Auch über die Schauspielerin Hedy LaMar, die neben der Nacktszene auch ein Kodiersystem für Torpedos erfand, gibt’s ein Holz-Stoff-Objekt. Mit der Publizistin Berta Pappenheim wird eine dritte Frauenbiografie geborgen, geradezu herausgeschraubt aus der „Anna O.“-Chiffre der Hysteriestudien von Freud.

Im Raum „Reconstructing Rothenburg“ finden sich Namen und Adressen. Wie ein Relief, immer an der Wand lang. Melián hat sie abgepinnt von der Stadtmauer an der Tauber. Sämtlich Geldgeber, die halfen, die weitgehend zerstörte Stadt ‚Bavarian style‘ wieder aufzubauen. „Warum haben diese Leute, die oft gar nicht mehr in Deutschland lebten, ein derart lebhaftes Interesse daran, alles wieder herzurichten – zumal einige der Firmen Teil der NS-Kriegswirtschaft waren?“

Melián baut diese Arbeit um die alten Holzpfeiler des Springhornhofs herum, wie als Hinweis, dass Architektur auch anders funktionieren kann.
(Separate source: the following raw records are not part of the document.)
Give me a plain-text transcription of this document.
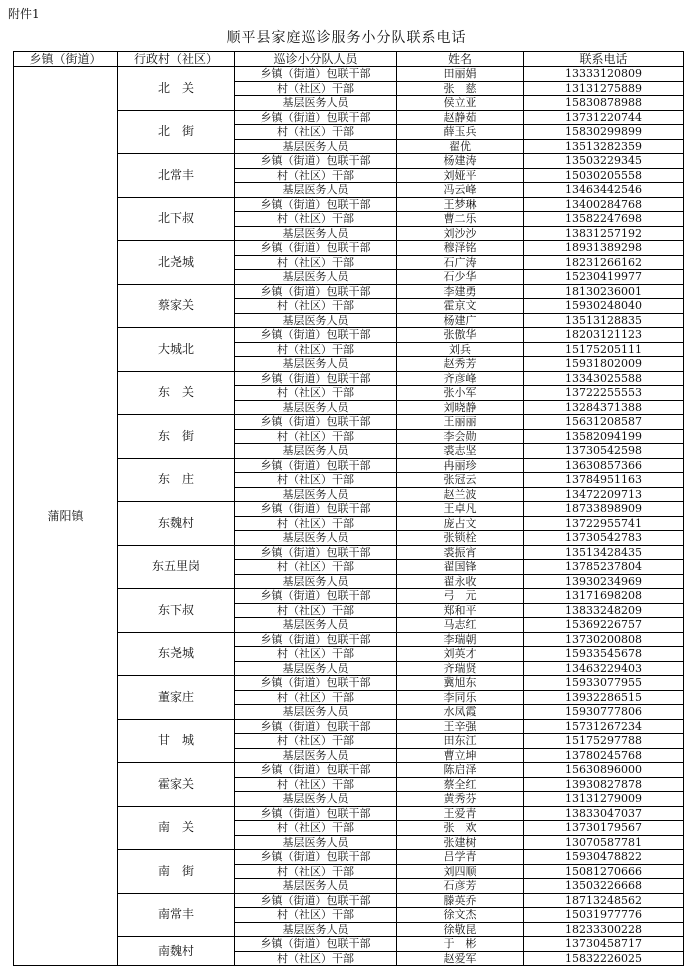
附件1
顺平县家庭巡诊服务小分队联系电话
乡镇（街道）	行政村（社区）	巡诊小分队人员	姓名	联系电话
蒲阳镇	北　关	乡镇（街道）包联干部	田丽娟	13333120809
		村（社区）干部	张　慈	13131275889
		基层医务人员	侯立亚	15830878988
	北　街	乡镇（街道）包联干部	赵静茹	13731220744
		村（社区）干部	薛玉兵	15830299899
		基层医务人员	翟优	13513282359
	北常丰	乡镇（街道）包联干部	杨建涛	13503229345
		村（社区）干部	刘娅平	15030205558
		基层医务人员	冯云峰	13463442546
	北下叔	乡镇（街道）包联干部	王梦琳	13400284768
		村（社区）干部	曹二乐	13582247698
		基层医务人员	刘沙沙	13831257192
	北尧城	乡镇（街道）包联干部	穆泽铭	18931389298
		村（社区）干部	石广涛	18231266162
		基层医务人员	石少华	15230419977
	蔡家关	乡镇（街道）包联干部	李建勇	18130236001
		村（社区）干部	霍京文	15930248040
		基层医务人员	杨建广	13513128835
	大城北	乡镇（街道）包联干部	张傲华	18203121123
		村（社区）干部	刘兵	15175205111
		基层医务人员	赵秀芳	15931802009
	东　关	乡镇（街道）包联干部	齐彦峰	13343025588
		村（社区）干部	张小军	13722255553
		基层医务人员	刘晓静	13284371388
	东　街	乡镇（街道）包联干部	王丽丽	15631208587
		村（社区）干部	李会勋	13582094199
		基层医务人员	裘志坚	13730542598
	东　庄	乡镇（街道）包联干部	冉丽珍	13630857366
		村（社区）干部	张冠云	13784951163
		基层医务人员	赵兰波	13472209713
	东魏村	乡镇（街道）包联干部	王卓凡	18733898909
		村（社区）干部	庞占文	13722955741
		基层医务人员	张锁栓	13730542783
	东五里岗	乡镇（街道）包联干部	裘振宵	13513428435
		村（社区）干部	翟国锋	13785237804
		基层医务人员	翟永收	13930234969
	东下叔	乡镇（街道）包联干部	弓　元	13171698208
		村（社区）干部	郑和平	13833248209
		基层医务人员	马志红	15369226757
	东尧城	乡镇（街道）包联干部	李瑞朝	13730200808
		村（社区）干部	刘英才	15933545678
		基层医务人员	齐瑞贤	13463229403
	董家庄	乡镇（街道）包联干部	冀旭东	15933077955
		村（社区）干部	李同乐	13932286515
		基层医务人员	水凤霞	15930777806
	甘　城	乡镇（街道）包联干部	王辛强	15731267234
		村（社区）干部	田东江	15175297788
		基层医务人员	曹立坤	13780245768
	霍家关	乡镇（街道）包联干部	陈启泽	15630896000
		村（社区）干部	蔡全红	13930827878
		基层医务人员	黄秀芬	13131279009
	南　关	乡镇（街道）包联干部	王爱青	13833047037
		村（社区）干部	张　欢	13730179567
		基层医务人员	张建树	13070587781
	南　街	乡镇（街道）包联干部	吕学青	15930478822
		村（社区）干部	刘四顺	15081270666
		基层医务人员	石彦芳	13503226668
	南常丰	乡镇（街道）包联干部	滕英乔	18713248562
		村（社区）干部	徐文杰	15031977776
		基层医务人员	徐敬昆	18233300228
	南魏村	乡镇（街道）包联干部	于　彬	13730458717
		村（社区）干部	赵爱军	15832226025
Ganz anders „Identity Kit“: eine Serie von vierzig Zeichnungen plus Mobile. In einer Ecke hängen Frisuren, in Originalgröße auf kopfförmigen Plexiglasscheiben. Schaut man durch, hat man die Up-to-date-Haarmode der vergangenen Saison am Kopf. Die Vorlagen stammen aus der Bravo Girl, die Stars und Sternchen die Gesichter wegretuschierte. Immer wieder wird der ent- oder verhüllende Stoff zitiert, be- und verarbeitet. Zu zeigen, wie das kulturelle Artefakt Körper funktioniert. Back to the roots. Oder auch ganz schlicht: Mode & Verzweiflung. Tim Schomacker

„Triangel“ ist noch bis zum 1. September auf dem Springhornhof in Neuenkirchen zu sehen. Ein Katalogbuch wird im Anschluss an die Ausstellung erscheinen. Informationen zu Geschichte und Programm (inkl. Wegbeschreibung) des Kunstvereins sind unter www.springhornhof.de einzusehen.